I got online in an instant and found out all sorts of little known facts about this one ubiquitous item. I had no idea they were even invented before electricity was in wide use. They go back easily to the end of the 19th century when pulleys drove motors. A belt would be used if there was more than one fan. You call this system a “belt drive motor” and it could be attached to a wall or the ceiling, like the ones here: https://www.ceilingfanchoice.com/belt-driven-ceiling-fans/. It can’t have looked very good—pretty primitive in conception and appearance.
Amazingly, before this time, fans belts were driven by water wheels that weren’t even in the same building. Man, electricity is so much better! I will have my character built the fan and set up the contraption as a surprise for his pregnant wife who is experiencing night sweats. He is a simple man who works in a factory and copies the arrangement there on a smaller basis. At work, five fans are driven by the same belt and motor. He only needs one at home. This is actually based on fact: belt-driven ceiling fans originated in commercial buildings. My character will thus be a bit of an inventor. Let’s say he likes to tinker in his equivalent of the modern day garage—a barn.
I think it is going to be amusing to go back to days of yore and use a lot of literal detail to make the era come alive.

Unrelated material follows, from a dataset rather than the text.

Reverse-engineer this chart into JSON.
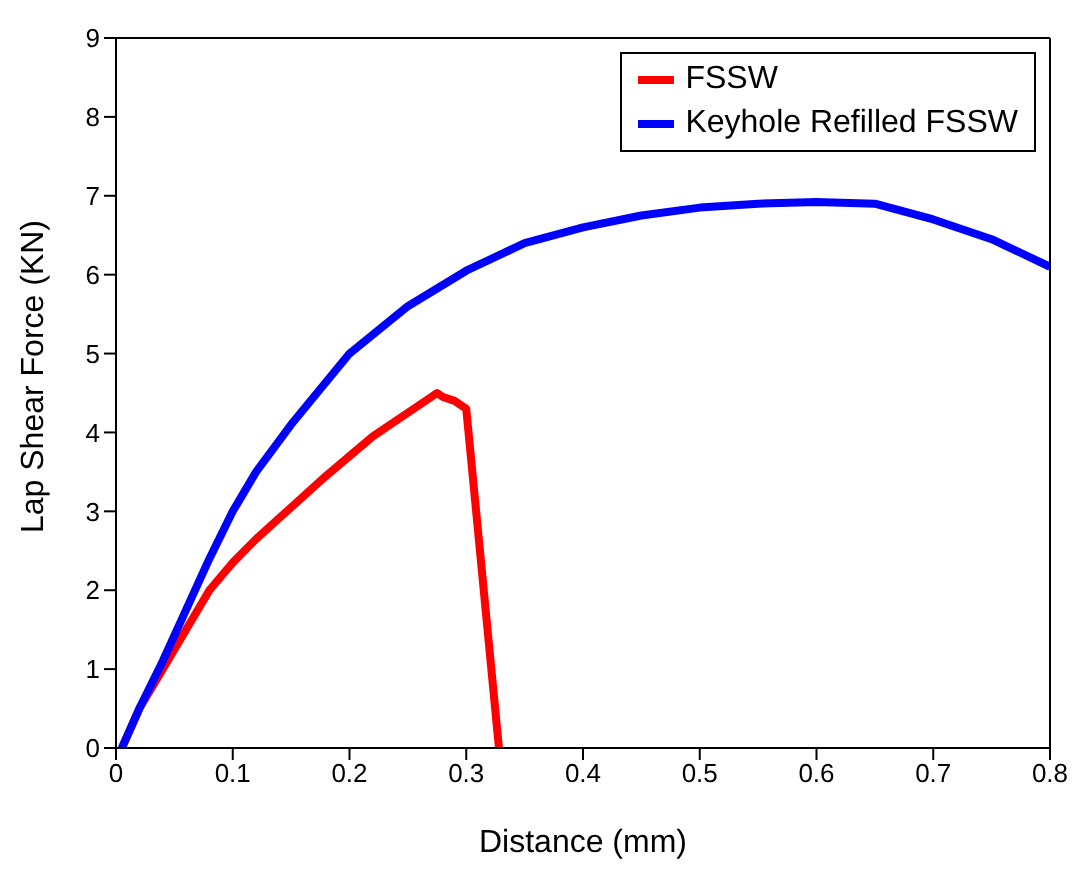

By the way, I am totally fascinated that these old-style marvels still exist in some restaurants and hotels. They are actually still manufactured and cost a fortune—up to several thousand dollars. The belts are very obvious so it must be for show most of the time—a nod to better times perhaps. There seems to be a craze in this country for old things such as vinyl records and antiquated stereo systems. I see that you can build a belt-driven ceiling fan on your own with a kit. It is a kind of antidote to an overly-tuned technological era. Perhaps this will be the ultimate moral of the story. After describing the character in two different worlds, the reader can make his or her own comparison and come to a judgment. I will, of course, insert my particular view.